What is EDDM and how does Every Day Direct Mail work? Every Door Direct Mail®, known simply as EDDM®, has received a fair amount of attention since it was introduced in 2011 and is prominently featured on the U.S. Postal Service’s® website. If you have visited the USPS® website and explored EDDM then you’ll know the USPS has provided a robust mapping tool for geographic targeting with demographic information provided by the U.S. Census Bureau.
The USPS says that EDDM is a good fit for some businesses but not a good fit for others. More specifically, the USPS acknowledges that it is good for some direct mail marketing communication purposes but not for others. So, whether you are a small business owner, marketing coordinator or even a marketing manager in a large company, you need to understand EDDM’s strengths and weaknesses. In today’s highly competitive marketplace, it’s important to know when EDDM is the right direct mail tool and when it should be set aside for other alternatives.
It is also important to be increasingly discerning because, as the saying goes, “the marketplace always speaks” and business owners and marketers need to hear what it is saying. What do I mean? The use of EDDM is waning as marketers choose other direct mail options. EDDM use peaked in 2013 at 2.04% of Standard Mail. However, it has been on the decline ever since and only accounted for 1.66% of Standard Mail in 2016. The decline isn’t just in percentages of another option. Rather, actual EDDM volume has declined every year since 2013 when it peaked at 975 million pieces. Since then, it dropped 17% to 810 million pieces in 2016 even though the economy improved. Comparing EDDM with other direct mail options, First Class pre-sorted mail declined by 11% because marketers are increasingly moving into Standard Mail. Netting out the First Class and EDDM shifts, Standard Mail declined by only 2% in the same time period as marketers sought to strike a balance between direct mail and digital marketing.1
Even considering these trends, EDDM is right for some businesses and in some situations. Fortunately, it only takes a basic understanding of EDDM and alternatives to make the best decision. So, let’s begin with a little background information about EDDM and an understanding of how it works. From there, let’s explore EDDM costs, examine some alternatives and use them to evaluate EDDM’s merits in different scenarios. As we examine the pros and cons objectively we will conclude with a return on investment framework that I believe even the USPS will agree is sound. The USPS has your best interest in mind because it is definitely interested in having you as a repeat user of direct mail.

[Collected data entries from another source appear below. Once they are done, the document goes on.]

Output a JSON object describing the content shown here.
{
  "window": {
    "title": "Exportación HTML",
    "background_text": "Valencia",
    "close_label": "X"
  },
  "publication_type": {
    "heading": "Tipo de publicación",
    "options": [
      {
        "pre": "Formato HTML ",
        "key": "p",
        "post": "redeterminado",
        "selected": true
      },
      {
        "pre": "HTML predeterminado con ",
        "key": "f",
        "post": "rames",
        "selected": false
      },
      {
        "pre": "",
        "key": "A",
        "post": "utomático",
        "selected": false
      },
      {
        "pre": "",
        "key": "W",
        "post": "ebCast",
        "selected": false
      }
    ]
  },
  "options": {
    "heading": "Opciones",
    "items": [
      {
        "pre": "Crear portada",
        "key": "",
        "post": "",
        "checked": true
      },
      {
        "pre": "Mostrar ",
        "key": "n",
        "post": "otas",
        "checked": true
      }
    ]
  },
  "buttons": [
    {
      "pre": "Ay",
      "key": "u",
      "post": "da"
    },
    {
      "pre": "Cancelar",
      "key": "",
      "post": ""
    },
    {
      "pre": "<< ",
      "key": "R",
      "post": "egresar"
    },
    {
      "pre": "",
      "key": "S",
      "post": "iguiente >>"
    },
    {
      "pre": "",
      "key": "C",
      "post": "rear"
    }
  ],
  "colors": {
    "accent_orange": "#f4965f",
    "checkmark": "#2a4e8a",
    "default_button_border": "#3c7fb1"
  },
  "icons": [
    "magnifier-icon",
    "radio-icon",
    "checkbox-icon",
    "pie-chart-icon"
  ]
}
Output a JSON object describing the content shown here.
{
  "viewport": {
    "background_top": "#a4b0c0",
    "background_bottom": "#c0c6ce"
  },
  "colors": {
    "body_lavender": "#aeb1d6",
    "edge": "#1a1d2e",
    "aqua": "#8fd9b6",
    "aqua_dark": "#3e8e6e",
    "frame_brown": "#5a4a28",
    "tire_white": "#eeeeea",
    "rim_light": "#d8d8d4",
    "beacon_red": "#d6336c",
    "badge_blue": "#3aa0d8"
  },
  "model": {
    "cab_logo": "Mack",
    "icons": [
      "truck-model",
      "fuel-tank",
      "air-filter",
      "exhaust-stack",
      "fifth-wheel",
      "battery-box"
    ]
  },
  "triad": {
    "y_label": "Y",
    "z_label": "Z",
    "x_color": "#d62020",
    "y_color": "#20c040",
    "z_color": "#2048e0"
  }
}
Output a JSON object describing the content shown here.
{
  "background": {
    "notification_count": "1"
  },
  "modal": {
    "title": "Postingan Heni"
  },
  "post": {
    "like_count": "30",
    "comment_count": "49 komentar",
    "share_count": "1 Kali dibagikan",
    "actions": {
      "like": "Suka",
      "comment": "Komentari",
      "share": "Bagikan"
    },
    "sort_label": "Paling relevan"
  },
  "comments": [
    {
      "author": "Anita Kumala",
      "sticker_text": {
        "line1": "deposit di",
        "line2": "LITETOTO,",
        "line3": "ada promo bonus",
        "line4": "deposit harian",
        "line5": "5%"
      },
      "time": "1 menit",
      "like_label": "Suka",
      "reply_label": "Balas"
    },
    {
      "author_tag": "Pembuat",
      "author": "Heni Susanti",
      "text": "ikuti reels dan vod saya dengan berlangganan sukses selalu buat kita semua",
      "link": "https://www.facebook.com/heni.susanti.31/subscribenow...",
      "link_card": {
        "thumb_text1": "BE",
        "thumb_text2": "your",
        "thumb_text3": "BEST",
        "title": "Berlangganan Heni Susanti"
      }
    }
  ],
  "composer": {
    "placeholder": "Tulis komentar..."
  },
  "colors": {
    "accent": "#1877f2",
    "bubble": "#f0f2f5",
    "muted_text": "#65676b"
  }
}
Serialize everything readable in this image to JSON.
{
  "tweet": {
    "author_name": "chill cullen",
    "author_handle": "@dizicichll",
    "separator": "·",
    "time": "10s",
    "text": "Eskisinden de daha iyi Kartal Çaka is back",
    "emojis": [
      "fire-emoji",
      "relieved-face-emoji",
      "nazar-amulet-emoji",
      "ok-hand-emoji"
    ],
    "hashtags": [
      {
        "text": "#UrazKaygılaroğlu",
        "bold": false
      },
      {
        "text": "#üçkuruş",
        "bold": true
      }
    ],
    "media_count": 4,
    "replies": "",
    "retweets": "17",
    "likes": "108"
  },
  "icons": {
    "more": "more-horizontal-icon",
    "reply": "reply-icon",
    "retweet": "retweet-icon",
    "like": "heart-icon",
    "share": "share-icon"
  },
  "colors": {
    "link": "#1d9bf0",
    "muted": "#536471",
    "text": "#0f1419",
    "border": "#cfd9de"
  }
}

As I mentioned, EDDM was introduced in 2011. The USPS had taken a beating during the recession that began in 2008 and it was experiencing a significant decline in direct mail volume as businesses everywhere slashed advertising budgets. At the same time, digital marketing methods were aggressively ramping and businesses of all sizes were embracing it. The USPS needed to provide a low cost direct mail option and the path it chose was to bypass its regular mail processing infrastructure as much as possible. It determined that there are some cases where geographic targeting is all that is necessary for businesses to achieve successful results. For example, a local pizza parlor offering coupons to households within a close proximity does not care about addressing its advertising pieces to specific people nor does it care about demographics such as income levels, education or even age. A pizza parlor understands that a good percentage of the population likes pizza and distributing flyers is good enough. The same holds true for other local businesses and organizations that are candidates for a flyer distribution service. By bypassing its processing infrastructure and leveraging its carriers, the USPS determined that it could offer a valuable, low cost solution for a postage price that was one-third the price of a First Class stamp.2
In Part 2 of this series,I'll explain how Every Day Direct Mail works, explore a significant unintended consequence of EDDM and provide a comprehensive method of examining the true costs of Every Door Direct Mail vs. alternatives to help you when making direct mail decisions.
1. 2012-2016 USPS® 10-K Financial Reports to the United States Postal Commission
2. The original retail rate for EDDM was 14.5 cents and the rate for a First Class postage stamp was 45 cents. The present rate for EDDM is 17.7 cents retail and 15.6 cents bulk mail rate.